With demand already outstripping supply, global oil stocks are continuing to fall below the five-year average, the IEA said.

Global oil inventories fell by 76.3 million barrels, or 2.46 million b/d, to a 13-month low in August, the IEA said citing preliminary estimates. The largest decline came from oil on water, which lost more than 50 million barrels versus end-July levels.

Crude oil, NGL and feedstock inventories declined by 28.7 million barrels in the US (down 28.2 million barrels) and Japan (down 5.5 million barrels) but were partially offset by a 5 million-barrel build in Europe, the IEA said. By contrast, oil product stocks built by a significant 22.5 million barrels, the IEA said, citing early data from the US, Europe and Japan.

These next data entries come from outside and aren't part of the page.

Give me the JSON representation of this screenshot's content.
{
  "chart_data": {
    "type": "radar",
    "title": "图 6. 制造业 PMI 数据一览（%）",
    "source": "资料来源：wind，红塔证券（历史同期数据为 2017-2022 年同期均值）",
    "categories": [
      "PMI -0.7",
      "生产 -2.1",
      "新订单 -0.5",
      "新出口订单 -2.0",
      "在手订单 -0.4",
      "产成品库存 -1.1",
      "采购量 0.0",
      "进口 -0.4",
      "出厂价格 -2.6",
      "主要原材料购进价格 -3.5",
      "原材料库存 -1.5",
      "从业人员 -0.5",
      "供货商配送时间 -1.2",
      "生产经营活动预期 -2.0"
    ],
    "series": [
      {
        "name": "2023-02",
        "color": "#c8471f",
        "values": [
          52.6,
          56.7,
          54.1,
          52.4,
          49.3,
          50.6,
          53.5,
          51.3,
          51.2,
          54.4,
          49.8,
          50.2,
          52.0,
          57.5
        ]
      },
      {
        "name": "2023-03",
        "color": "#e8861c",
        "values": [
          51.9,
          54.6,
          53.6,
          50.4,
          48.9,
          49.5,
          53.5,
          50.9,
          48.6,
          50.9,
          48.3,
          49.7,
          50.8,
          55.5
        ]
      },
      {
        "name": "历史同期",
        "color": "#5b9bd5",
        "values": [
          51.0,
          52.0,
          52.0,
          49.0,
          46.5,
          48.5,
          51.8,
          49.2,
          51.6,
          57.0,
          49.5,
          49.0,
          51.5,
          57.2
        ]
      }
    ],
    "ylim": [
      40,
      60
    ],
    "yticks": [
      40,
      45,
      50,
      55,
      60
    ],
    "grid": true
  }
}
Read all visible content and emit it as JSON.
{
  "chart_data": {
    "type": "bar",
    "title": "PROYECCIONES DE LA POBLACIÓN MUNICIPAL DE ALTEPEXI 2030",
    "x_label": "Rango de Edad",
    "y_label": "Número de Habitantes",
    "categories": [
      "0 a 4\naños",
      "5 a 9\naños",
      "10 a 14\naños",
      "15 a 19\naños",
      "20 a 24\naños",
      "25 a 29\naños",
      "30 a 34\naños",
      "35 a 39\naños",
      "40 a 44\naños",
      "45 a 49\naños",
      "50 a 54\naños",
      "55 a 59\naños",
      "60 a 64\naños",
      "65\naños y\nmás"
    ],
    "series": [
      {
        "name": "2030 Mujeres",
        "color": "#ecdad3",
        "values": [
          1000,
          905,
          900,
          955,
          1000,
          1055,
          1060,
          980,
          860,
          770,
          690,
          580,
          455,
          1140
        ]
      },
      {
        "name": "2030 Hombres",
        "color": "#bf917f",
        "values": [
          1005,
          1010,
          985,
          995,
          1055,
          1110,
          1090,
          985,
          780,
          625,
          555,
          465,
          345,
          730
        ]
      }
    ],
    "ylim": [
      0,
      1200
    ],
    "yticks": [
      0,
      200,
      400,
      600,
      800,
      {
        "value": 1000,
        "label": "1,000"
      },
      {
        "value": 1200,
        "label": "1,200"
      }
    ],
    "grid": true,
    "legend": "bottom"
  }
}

In July, OECD industry stocks rose by 26.7 million b to 2.81 billion barrels but remained 102.6 million barrels below their five-year average, the IEA said

Demand, supply

China's robust demand growth as travel recovers from pandemic lows continues to underpin global oil tightness this year which has seen oil prices rise over $90/b in recent weeks.

China's oil demand hit another all-time monthly record in July for the third time this year, the IEA noted, reaching 16.7 million b/d helped by the expansion of the country's petrochemical activity.

Despite economic headwinds, China is on track for 75% of the increase in world oil demand this year, or 1.6 million b/d of the total. Next year, China's demand growth will slow sharply, however, to 640,000 b/ due to a "more challenging macroeconomic environment", the IEA said.

The IEA noted, however, that output curbs by OPEC+ members of more than 2.5 million b/d since the start of the year have so far been offset by higher supplies from producers outside the alliance. Record US and Brazilian supply underpin a 1.9 million b/d increase in non-OPEC+ production from January to August, while Iran, still under sanctions, boosted output by around 600,00 b/d, the IEA said.

As a result, the IEA raised its 2023 non-OPEC oil supply estimate 200,000 b/d led to 67.6 million b/d and forecast a similar lift to implied global world oil supply this year.